I think what I was coveting wasn't her pregnancy or this particular baby. What I was coveting in the moment was her fertility. Her ability to get pregnant while on birth control. A femininity so ferocious that it knocks synthetic hormones out of the way in order to utilize her ovaries and uterus. That is a fucking woman and watch her body roar. And after she gives birth, she will use her breasts to feed the baby. She will utilize every part that makes her a woman.

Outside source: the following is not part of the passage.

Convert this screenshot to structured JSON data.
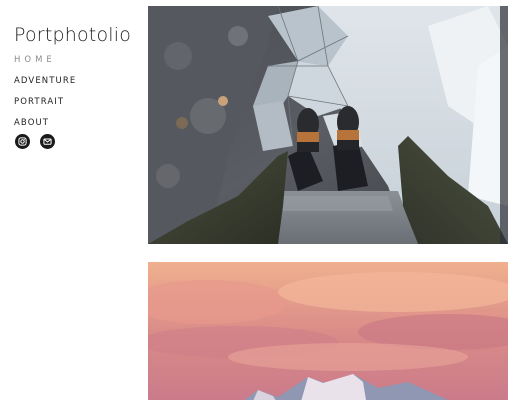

I know she may not feel this way from her perspective. She has endo and only one ovary. She has had numerous laps. She went on bedrest with both her previous pregnancies. She probably doesn't see herself through my eyes. But from my point-of-view, despite everything happening in her body, she is hyperfertile. And it's her fertility that makes her feminine. It makes her a woman. And it is what makes me feel like a third sex. Certainly not male, but not female either (and yes, I know I am mixing up biology and social constructs, but I can't untangle the two in a single blog entry).
On my wedding day, I felt like such a woman in that white gown. I felt so feminine and pretty. I loved watching my husband cry from the enormity and beauty of the choice when he saw me for the first time. On my wedding day, I thought I would be pregnant within the year. I walked through that day with so much confidence--with so much femininity--my womanhood on my sleeve. I want to get back to that day when I felt sexual and sensual--Frida Kahlo's Flower of Life.
I don't just want another child, I want to feel feminine. And I don't want someone else to make me feel feminine or tell me that I am feminine. I want to feel feminine. I want to feel like a woman. I want to feel so hardcore like a woman that I become religious about shaving my legs (and yes, I know that I am prescribing to a certain sliver of womanhood, but it's the sliver I grew up thinking I would become). I want to be self-assured in my womanhood. I want my floating-uterus-a-la-ancient-Greece to influence the way I think and the way I speak and who I am. I feel disconnected from my uterus.
And the strange thing is that all of my friends who have gone through fertility treatments or adopted--they each have found their womanhood again. Either they have something that works as it should or they've created a femininity for themselves. They appear to me wholly female. It's so stupid--and I can recognize my own stupidity. Maybe I'm holding myself to a standard that I hold no one else or maybe they've found a secret that I haven't found yet. But what can I do? It's how I feel when I consider my own feminisma.
She is going for her beta today. They are trying to wrap their minds around this child. They will make it work because they have to make it work. And I will keep checking off "female" on medical forms and surveys because I have to check off "female." But I'm not feeling it right now.
While I was rereading this entry, my friend called me with her beta results. The pregnancy is not viable. I feel like a complete asshole. My heart is breaking for her.